Die pharmazeutische Industrie leistet einen unverzichtbaren Beitrag zu medizinischem Fortschritt und zur Lebensqualität. Als forschungsstarker Wirtschaftszweig operiert sie in einem hochgradig regulierten Umfeld, das zu einem großen Teil durch die Solidargemeinschaft der gesetzlichen Krankenversicherungen finanziert wird. Aus dieser besonderen Rolle leitet sich eine gesteigerte Pflicht zu Transparenz und verantwortungsvollem Handeln ab.

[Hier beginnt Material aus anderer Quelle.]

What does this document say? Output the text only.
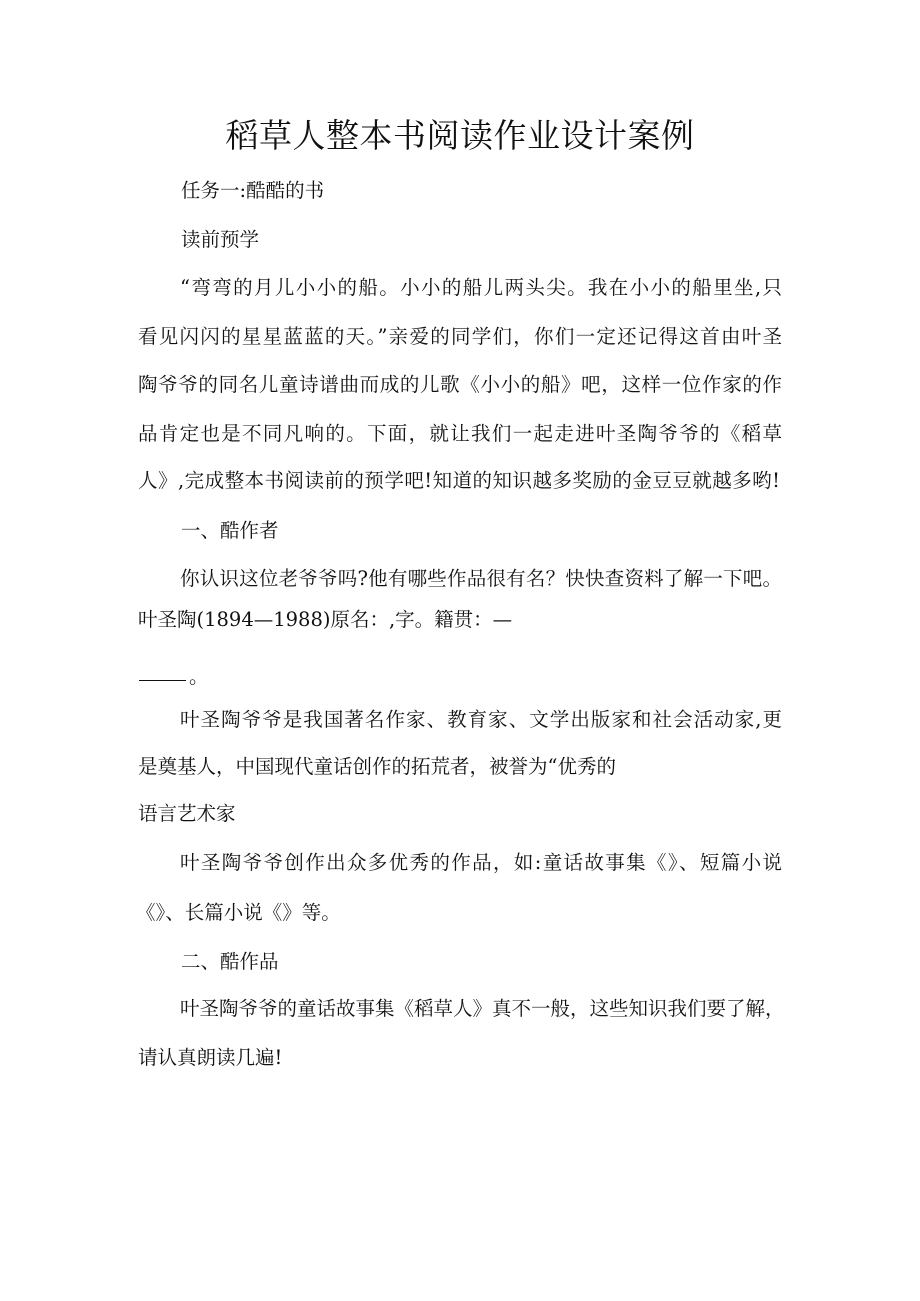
稻草人整本书阅读作业设计案例

任务一:酷酷的书

读前预学

“弯弯的月儿小小的船。小小的船儿两头尖。我在小小的船里坐,只

看见闪闪的星星蓝蓝的天。”亲爱的同学们，你们一定还记得这首由叶圣

陶爷爷的同名儿童诗谱曲而成的儿歌《小小的船》吧，这样一位作家的作

品肯定也是不同凡响的。下面，就让我们一起走进叶圣陶爷爷的《稻草

人》,完成整本书阅读前的预学吧!知道的知识越多奖励的金豆豆就越多哟!

一、酷作者

你认识这位老爷爷吗?他有哪些作品很有名？快快查资料了解一下吧。

叶圣陶(1894—1988)原名：,字。籍贯：—

。

叶圣陶爷爷是我国著名作家、教育家、文学出版家和社会活动家,更

是奠基人，中国现代童话创作的拓荒者，被誉为“优秀的

语言艺术家

叶圣陶爷爷创作出众多优秀的作品，如:童话故事集《》、短篇小说

《》、长篇小说《》等。

二、酷作品

叶圣陶爷爷的童话故事集《稻草人》真不一般，这些知识我们要了解，

请认真朗读几遍!
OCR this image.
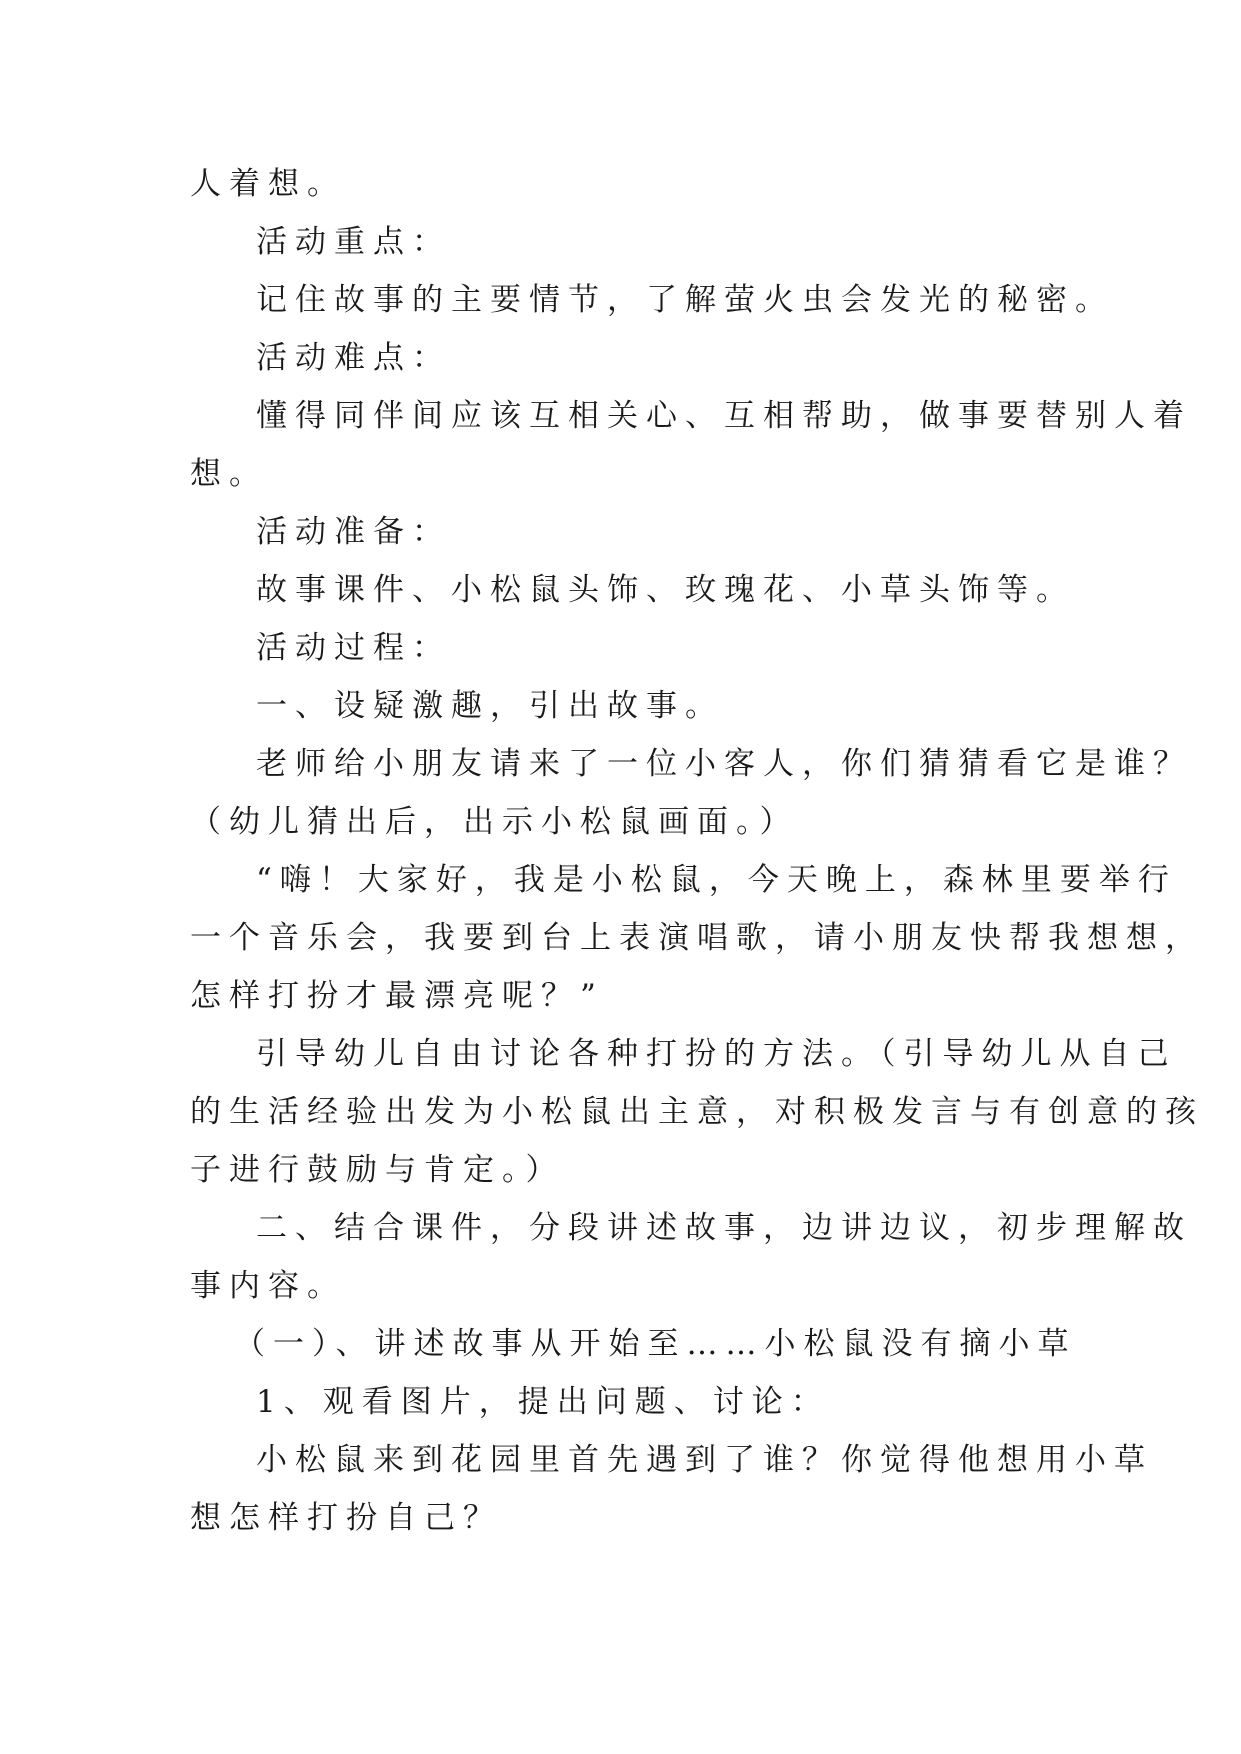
人着想。
活动重点：
记住故事的主要情节，了解萤火虫会发光的秘密。
活动难点：
懂得同伴间应该互相关心、互相帮助，做事要替别人着
想。
活动准备：
故事课件、小松鼠头饰、玫瑰花、小草头饰等。
活动过程：
一、设疑激趣，引出故事。
老师给小朋友请来了一位小客人，你们猜猜看它是谁？
（幼儿猜出后，出示小松鼠画面。）
“嗨！大家好，我是小松鼠，今天晚上，森林里要举行
一个音乐会，我要到台上表演唱歌，请小朋友快帮我想想，
怎样打扮才最漂亮呢？”
引导幼儿自由讨论各种打扮的方法。（引导幼儿从自己
的生活经验出发为小松鼠出主意，对积极发言与有创意的孩
子进行鼓励与肯定。）
二、结合课件，分段讲述故事，边讲边议，初步理解故
事内容。
（一）、讲述故事从开始至……小松鼠没有摘小草
1、观看图片，提出问题、讨论：
小松鼠来到花园里首先遇到了谁？你觉得他想用小草
想怎样打扮自己？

Ethisches Handeln und gesellschaftliches Vertrauen
Für forschende Pharmaunternehmen ist ein transparenter Dialog mit der Öffentlichkeit die wichtigste Währung. Zuwendungen an medizinische Fachkreise, Kooperationen bei klinischen Studien sowie die Unterstützung von Patientenorganisationen unterliegen strengen freiwilligen Kodizes der Industrie und gesetzlichen Offenlegungspflichten. Unternehmen müssen gesellschaftliche und ethische Debatten aufmerksam verfolgen und ihre wissenschaftlichen sowie geschäftlichen Entscheidungen nachvollziehbar kommunizieren, um das Vertrauen von Patient*innen und Politik dauerhaft zu sichern.
Wie verändern Digitalisierung und Datensicherheit die Medizin?
Die Digitalisierung des Gesundheitswesens – beschleunigt durch den flächendeckenden Regelbetrieb der elektronischen Patientenakte (ePA) und digitaler Gesundheitsanwendungen – eröffnet der medizinischen Forschung völlig neue Horizonte. Große, anonymisierte Datenmengen ermöglichen eine präzisere, evidenzbasierte Entwicklung von Therapien. Aus Nachhaltigkeitssicht müssen Pharmaunternehmen hierbei eine sensible Balance wahren:
- Der Schutz sensibler Patientendaten vor unbefugtem Zugriff und Missbrauch muss zu jedem Zeitpunkt absolut garantiert sein
- Gleichzeitig müssen die technologischen Potenziale der Digitalisierung verantwortungsvoll genutzt werden, um die medizinische Versorgung für das Allgemeinwohl zu verbessern
Ganzheitlicher Ansatz beim Thema Umweltschutz
Produktion und Rückstände pharmazeutischer Stoffe dürfen weder Böden noch Gewässer, weder Pflanzen noch Tiere schädigen. Ein ganzheitlicher Ansatz ist erforderlich: Alle Stakeholder entlang des Produktlebenszyklus müssen zusammenarbeiten. Das reicht von der ressourcenschonenden, abwasserfreien Produktion in den Werken bis hin zur Aufklärung über die korrekte Entsorgung von Altmedikamenten, um den Eintrag von Chemikalien in den Wasserkreislauf gemeinsam mit Kommunen und Apotheken zu minimieren.
Gesellschaftliche und internationale Zusammenarbeit fördern
Die globale Bekämpfung von Krankheiten erfordert ein starkes internationales Engagement der Pharmabranche. Viele deutsche Unternehmen engagieren sich weit über ihr Kerngeschäft hinaus. Sie spenden lebenswichtige Arzneimittel, vergeben kostengünstige Lizenzen für die lokale Produktion von Generika in Entwicklungsländern und unterstützen mobile Ärzt*innenteams in medizinischen Notstandsgebieten.